Implementation: overview

These pages document the implementation of the numerical experiments for paper “On Aligning Non-Order-Associated Binary Decision Diagrams” by Bochkarev and Smith. The notes along with the accompanying source code and data are assumed to provide enough information to:

  1. inspect the raw data,

  2. reproduce / adjust / inspect the figures from the paper (given the experiment log files) as necessary, and

  3. completely reproduce the paper results from scratch, including instance generation.

It is our special interest to help the reader build upon our results, so please do not hesitate to address any technical questions to Alexey Bochkarev.

Computational infrastructure

To run the experiments we used machines running GNU/Linux system (remote computational resources provided by Clemson Palmetto cluster and laptops), running the following software:

  • experiments implementation: python3. packages list, the usual way should work:

    pip install -r requirements.txt
    
  • figures: R. To install (a superset of) the necessary libraries, from within R session:

install.packages(c("dplyr", "ggplot2", "ggridges",
   "gridExtra", "latex2exp", "optparse", "reshape",
   "stringr", "tidyr", "viridis", "xtable"))
  • parallel computation: GNU parallel,

  • experiments pipeline: GNU make and PBS (for job scheduling on the cluster).

  • (we also used a separate tool to receive the results promptly via Telegram, but this can be safely removed)

  • numerical experiments require Gurobi solver.

  • most graphs were visualized used a stand-alone program called Graphviz Note that before pip install pygraphviz you might need to install the program and the header files as well. On my Debian distribution I needed to do sudo apt install graphviz graphviz-dev.

Note

For the (python) environment management we used the recommended venv-way. For example, the virtual environment can be created and activated with:

$ python3.10 -m venv .venv
$ source .venv/bin/activate

$ # then, we can install the necessary packages there with:

$ pip install -r requirements.txt

An equivalent for conda-based system would be:

$ conda create --name py310 python=3.10
$ conda install --name py310 --channel conda-forge --file requirements.txt
$ conda activate py310

(However, we did not use conda.
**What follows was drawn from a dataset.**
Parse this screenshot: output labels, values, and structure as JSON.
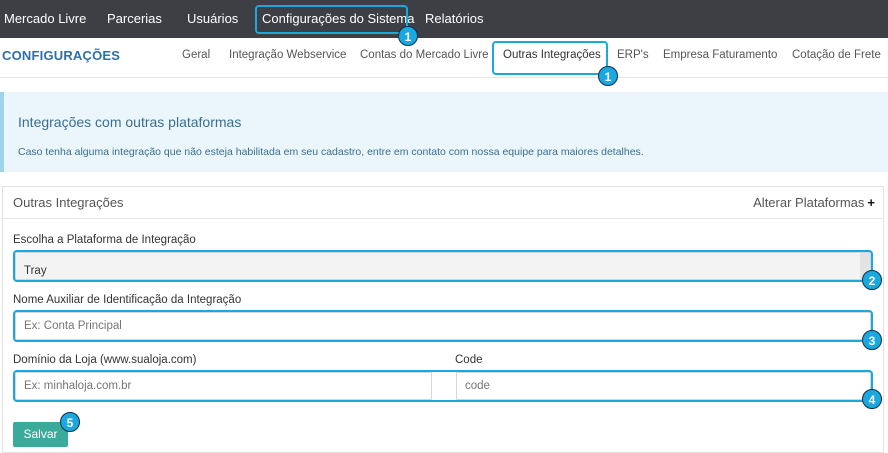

If you do – please, let us know if it works as well.)

General reproducibility

Assuming the necessary software is present, one can rebuild any figure from the existing log file (specific experiment results) by running a make command from the root project directory (align-BDD). For example, this must work (assuming the necessary dependencies are installed):

make figures/simpl_heuristics.eps  # to rebuild Figure 6, or
make figures  # to rebuild all figures for the paper

GNU make will consider files’ timestamps and re-run the experiments as necessary (e.g., if the instance generation procedure has changed). To force a complete run (generate all the data, make all experiments, and build all figures), just clean up the previous results first:

make fresh  # to delete all instances and run logs
make figures  # to rebuild everything

Note, however, that depending on the parameters (which are set in Makefile) and the hardware, it might take quite some time to recalculate everything. PBS scripts that were used to run our experiments on the computation cluster are kept in folder 📁 pbs. Certainly, they are dependent on the hardware and the available software, but these materials hopefully will provide a good starting point to reproduce the results presented in the paper using a PBS-based system.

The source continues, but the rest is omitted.